In a nutshell, what are the controversial aspects of the above?

  1. Ground-mounted PV plants are not mentioned per se, but as referred to in art. 6-bis, lett. b) of Legislative Decree no. 28/2011. This provision, in turn, does not concern new installations, but only specific works to be performed on existing plants, such as those allowing the substitution of panels, technology and other components with an amendment of the layout, provided that certain specific heights requirements of the modules are met introducing a simplified procedure (DILA).
  2. Such classification seems quite ambiguous as we think that the Government’s intention was to define the type of ground-mounted PV plants that could be installed if they meet certain agricultural requirements (such as the height of the panels from the soil). However, as currently written, the last draft appears to be extremely unclear as it is not enough certain whether the Government wanted the new provision to apply ONLY to limited works for repowering/revamping OR, as it would appear more likely, to any new ground-mounted PV plant, even if an apparently wrong definition was reported.
  3. What are the projects, whose authorisation procedure is currently ongoing as of the date of the publication of the Agricultural Law Decree, allowed to complete the authorisation process by applying the old provisions without being affected by the new legislation? Legally, it is relevant to assess when an authorisation procedure could be deemed as ongoing, and this usually applies only to specific cases where the authorisation application has been filed and the authorisation procedure has started. However this, at prima facie, seems to be different from what the Minister of the Environment has anticipated through the official press release whereby he made reference to projects for which the interconnection request has been duly requested to the relevant TSO.

What are the answers we may expect from the official draft or from the Government to give more clarity to the current scenario?

  1. It should state if the definition of ground-mounted PV plants to be realised on suitable areas actually refers to those meeting agricultural requirements and to what extent (meeting innovative agricultural technology and guidelines or not). The reference to art. 6-bis, lett. b) of Legislative Decree no. 28/2011 could be indeed deleted, if the intention of the Government is to apply the provision to all ground-mounted PV projects, or could be made more explicit, if, on the other hand, the purpose is actually to limit the scope of the provision only to revamping/repowering works on existing, ground-mounted PV plants. 
  2. It should confirm what the Government intends to do to preserve projects which are already under development but have not yet reached an advanced status (meaning that the authorisation application has not been submitted to the relevant competent authority).

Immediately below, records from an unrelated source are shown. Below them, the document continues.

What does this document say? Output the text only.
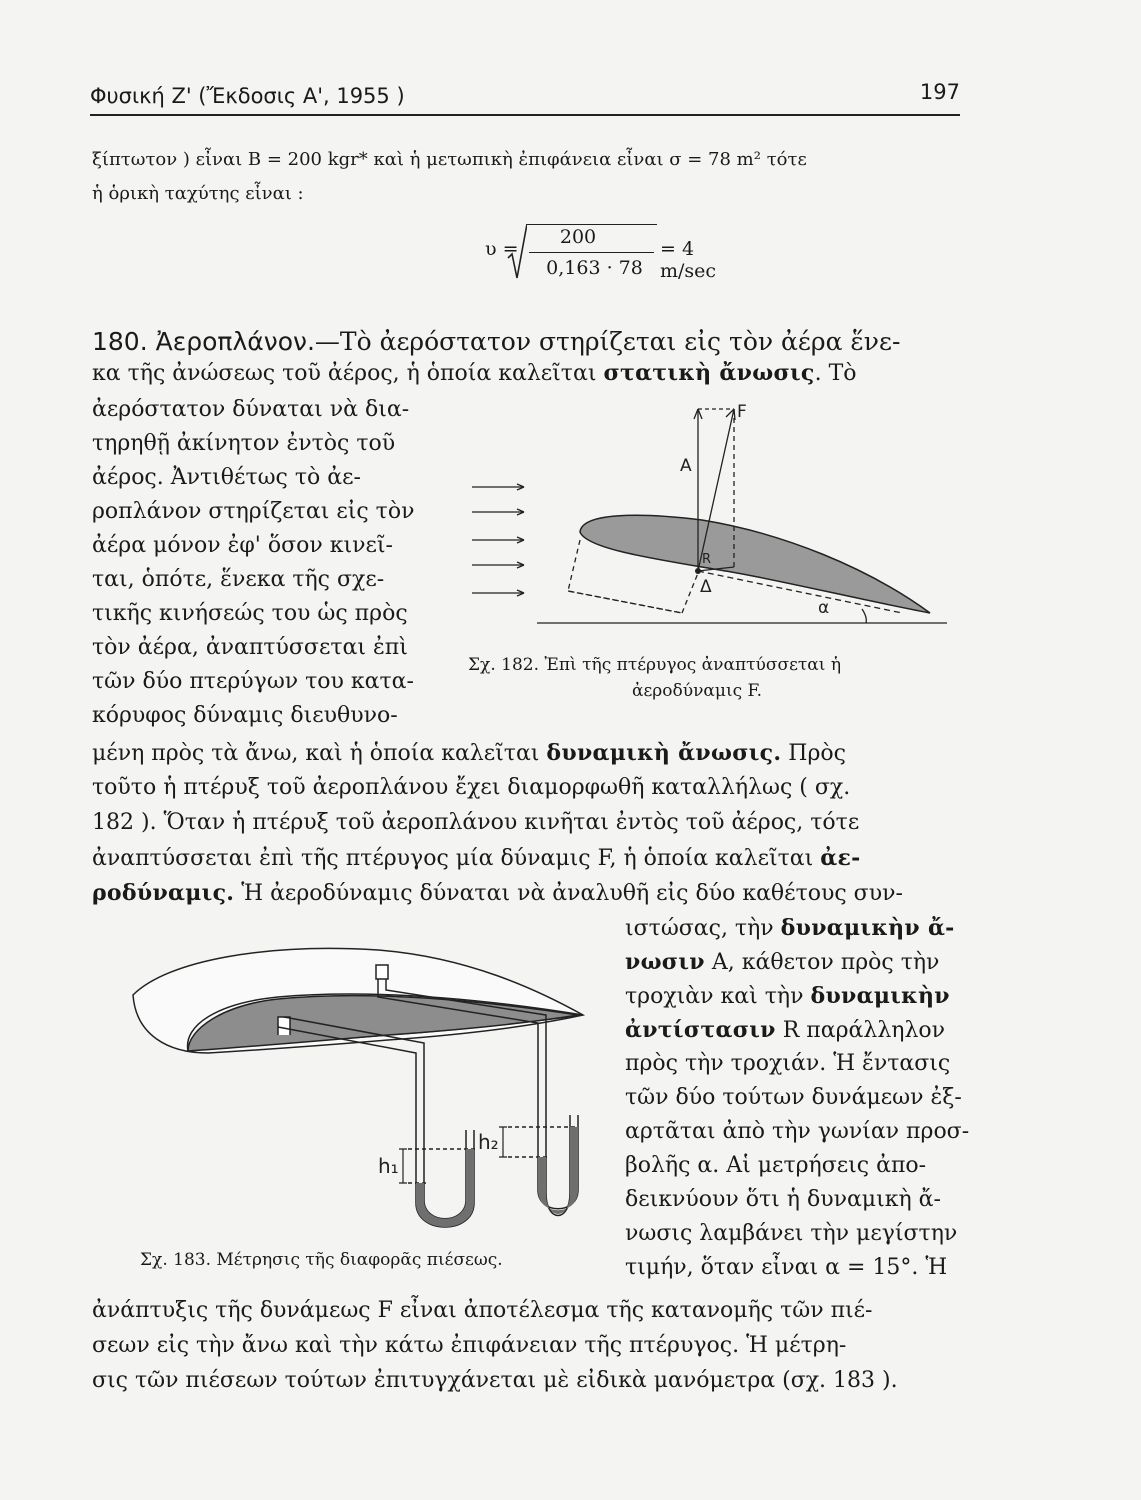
Φυσική Ζ' (Ἔκδοσις Α', 1955 )	197
ξίπτωτον ) εἶναι B = 200 kgr* καὶ ἡ μετωπικὴ ἐπιφάνεια εἶναι σ = 78 m² τότε
ἡ ὁρικὴ ταχύτης εἶναι :
υ =
200
0,163 · 78
= 4 m/sec
180. Ἀεροπλάνον.—Τὸ ἀερόστατον στηρίζεται εἰς τὸν ἀέρα ἕνε-
κα τῆς ἀνώσεως τοῦ ἀέρος, ἡ ὁποία καλεῖται στατικὴ ἄνωσις. Τὸ
ἀερόστατον δύναται νὰ δια-
τηρηθῇ ἀκίνητον ἐντὸς τοῦ
ἀέρος. Ἀντιθέτως τὸ ἀε-
ροπλάνον στηρίζεται εἰς τὸν
ἀέρα μόνον ἐφ' ὅσον κινεῖ-
ται, ὁπότε, ἕνεκα τῆς σχε-
τικῆς κινήσεώς του ὡς πρὸς
τὸν ἀέρα, ἀναπτύσσεται ἐπὶ
τῶν δύο πτερύγων του κατα-
κόρυφος δύναμις διευθυνο-
F
A
R
Δ
α
Σχ. 182. Ἐπὶ τῆς πτέρυγος ἀναπτύσσεται ἡ
ἀεροδύναμις F.
μένη πρὸς τὰ ἄνω, καὶ ἡ ὁποία καλεῖται δυναμικὴ ἄνωσις. Πρὸς
τοῦτο ἡ πτέρυξ τοῦ ἀεροπλάνου ἔχει διαμορφωθῆ καταλλήλως ( σχ.
182 ). Ὅταν ἡ πτέρυξ τοῦ ἀεροπλάνου κινῆται ἐντὸς τοῦ ἀέρος, τότε
ἀναπτύσσεται ἐπὶ τῆς πτέρυγος μία δύναμις F, ἡ ὁποία καλεῖται ἀε-
ροδύναμις. Ἡ ἀεροδύναμις δύναται νὰ ἀναλυθῆ εἰς δύο καθέτους συν-
ιστώσας, τὴν δυναμικὴν ἄ-
νωσιν Α, κάθετον πρὸς τὴν
τροχιὰν καὶ τὴν δυναμικὴν
ἀντίστασιν R παράλληλον
πρὸς τὴν τροχιάν. Ἡ ἔντασις
τῶν δύο τούτων δυνάμεων ἐξ-
αρτᾶται ἀπὸ τὴν γωνίαν προσ-
βολῆς α. Αἱ μετρήσεις ἀπο-
δεικνύουν ὅτι ἡ δυναμικὴ ἄ-
νωσις λαμβάνει τὴν μεγίστην
τιμήν, ὅταν εἶναι α = 15°. Ἡ
h₁
h₂
Σχ. 183. Μέτρησις τῆς διαφορᾶς πιέσεως.
ἀνάπτυξις τῆς δυνάμεως F εἶναι ἀποτέλεσμα τῆς κατανομῆς τῶν πιέ-
σεων εἰς τὴν ἄνω καὶ τὴν κάτω ἐπιφάνειαν τῆς πτέρυγος. Ἡ μέτρη-
σις τῶν πιέσεων τούτων ἐπιτυγχάνεται μὲ εἰδικὰ μανόμετρα (σχ. 183 ).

In light of the above, taking not consideration that such scenario could be considered a “Change in Law” affecting the possibility and or timing to duly fulfill development obligations related to the achievement of RtB projects, we strongly suggest to “wait and see” the official version of the Agricultural Law Decree, pending any legal opinion and/or decision on the ongoing contractual arrangements between developers and investors.

In certain circumstances, whether the relevant time for payment (for instance in respect to certain milestones) has elapsed, it could be advisable to alert the counterpart in order to take a common view on the contractual relationship and the potential consequences that could arise accordingly.

Please also note that a Law Decree enters into force the day after its publication on the Official Journal, but must be converted into law by Parliament within 60 days from its publication. It is therefore not only possible, but also likely that during the parliamentary debate the text will undergo additional changes and modifications.